“Grandther forced me. What could I do?” said Garde, feverishly. “What could anybody do, with the charter being taken away? If I could save it, I ought to save it! But he will never, never keep his word! He is deceiving them all,—I feel it! I know it! He is a wicked man! But you will tell me what to do. You must tell me what to do!”
“Sit down, dearie,” said the old woman, calmly. “You must tell me all about it. I cannot prescribe, even simples, until you let me know what you are driving at, you know. Now who is this he, through whom you are to save the charter?”
“I don’t know how it ever happened,” said Garde. “He was always known to be the enemy of the colony, but he did something to Grandther, who has never been the same man since Mr. Randolph——”
“Edward Randolph!” interrupted Goody, with a sudden vehemence, the like of which she had never before betrayed to Garde. “Did you say Edward Randolph? Have you promised to marry him, to save the charter? There, there, sit down and tell me your story, quietly. Only, do make haste.”

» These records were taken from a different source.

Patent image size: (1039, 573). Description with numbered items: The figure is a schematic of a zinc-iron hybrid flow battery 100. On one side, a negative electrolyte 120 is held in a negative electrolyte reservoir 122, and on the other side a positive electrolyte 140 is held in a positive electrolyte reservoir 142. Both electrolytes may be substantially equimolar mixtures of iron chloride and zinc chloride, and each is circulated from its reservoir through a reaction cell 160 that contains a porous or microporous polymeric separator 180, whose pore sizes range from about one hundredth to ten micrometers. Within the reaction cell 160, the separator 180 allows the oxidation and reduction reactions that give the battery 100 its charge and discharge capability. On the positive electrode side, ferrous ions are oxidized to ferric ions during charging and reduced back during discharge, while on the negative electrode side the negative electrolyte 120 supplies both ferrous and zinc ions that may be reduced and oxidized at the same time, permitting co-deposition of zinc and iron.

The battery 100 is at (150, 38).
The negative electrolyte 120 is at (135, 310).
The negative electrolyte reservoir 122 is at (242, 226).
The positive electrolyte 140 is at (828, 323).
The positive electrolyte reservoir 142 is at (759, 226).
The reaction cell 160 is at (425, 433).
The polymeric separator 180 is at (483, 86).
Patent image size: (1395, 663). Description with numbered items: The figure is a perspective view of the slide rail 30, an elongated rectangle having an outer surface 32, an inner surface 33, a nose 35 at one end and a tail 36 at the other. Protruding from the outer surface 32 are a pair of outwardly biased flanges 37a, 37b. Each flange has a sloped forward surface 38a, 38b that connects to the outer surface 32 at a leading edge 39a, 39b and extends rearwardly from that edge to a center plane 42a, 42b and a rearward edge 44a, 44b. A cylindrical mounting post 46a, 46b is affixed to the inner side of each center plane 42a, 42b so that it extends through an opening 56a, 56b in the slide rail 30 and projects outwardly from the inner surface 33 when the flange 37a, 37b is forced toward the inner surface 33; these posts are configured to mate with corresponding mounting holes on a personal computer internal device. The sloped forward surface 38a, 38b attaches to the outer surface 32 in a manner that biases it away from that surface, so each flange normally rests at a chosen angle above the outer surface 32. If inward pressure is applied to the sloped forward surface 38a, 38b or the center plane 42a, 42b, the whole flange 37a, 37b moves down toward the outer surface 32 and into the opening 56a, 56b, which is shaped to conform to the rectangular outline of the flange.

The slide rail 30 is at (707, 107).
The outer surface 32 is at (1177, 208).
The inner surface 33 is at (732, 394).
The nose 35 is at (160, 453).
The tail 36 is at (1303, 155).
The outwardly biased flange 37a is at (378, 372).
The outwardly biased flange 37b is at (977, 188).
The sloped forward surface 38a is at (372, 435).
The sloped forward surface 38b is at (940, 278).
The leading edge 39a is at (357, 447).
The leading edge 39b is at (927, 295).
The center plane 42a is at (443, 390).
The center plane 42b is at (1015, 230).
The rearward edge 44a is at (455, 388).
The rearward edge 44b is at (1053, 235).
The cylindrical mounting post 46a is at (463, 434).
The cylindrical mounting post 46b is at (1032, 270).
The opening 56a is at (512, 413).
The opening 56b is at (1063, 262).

Garde wondered, momentarily, at the old woman’s abrupt outburst. It served to give her a new hold on herself, for it broke her own morbid thought and excitement. She told Goody what had happened to mar her happiness almost before Adam’s kiss had ceased to burn on her fingers. She told it brokenly, incoherently, for she knew all the details of the story so vividly that she could not realize that Goody was not also in possession of the entire fabric of thoughts and struggles which had brought about her grandfather’s cherished end. However, Goody Dune was a woman, and quick-minded and astute at that. She patched as rapidly as Garde gave her the irregular fragments of the tale. She had shut her mouth tightly at the end of her own outburst, and it seemed to Garde her lips had grown harder since. Her eyes were certainly snapping crisply. Goody was aroused.
“Come with me,” she presently said, interrupting Garde’s outpourings again. “When you came I was starting to go where it would be well for you to follow, before the hour grows later.”
“But, Goody, won’t you tell me what to do?” said Garde, in anguish.
“You will know what to do, when you go home,” said the old woman, somewhat grimly. “I know Edward Randolph by his works.”
She led the way out into the gathering twilight without further delay. Garde shivered a little, as the cold wind struck her again, but she followed, eagerly, with wonder in her heart and a little awe of Goody, in her tortured mind. What could the old woman mean? Where could she now be hastening?
Goody proceeded with a straightness that argued familiarity with the route, and fixity of purpose in her mind. She went by alleys that led down toward the water, where fisher-folk had builded little shanties on the rocks above the roar of the harbor breakers.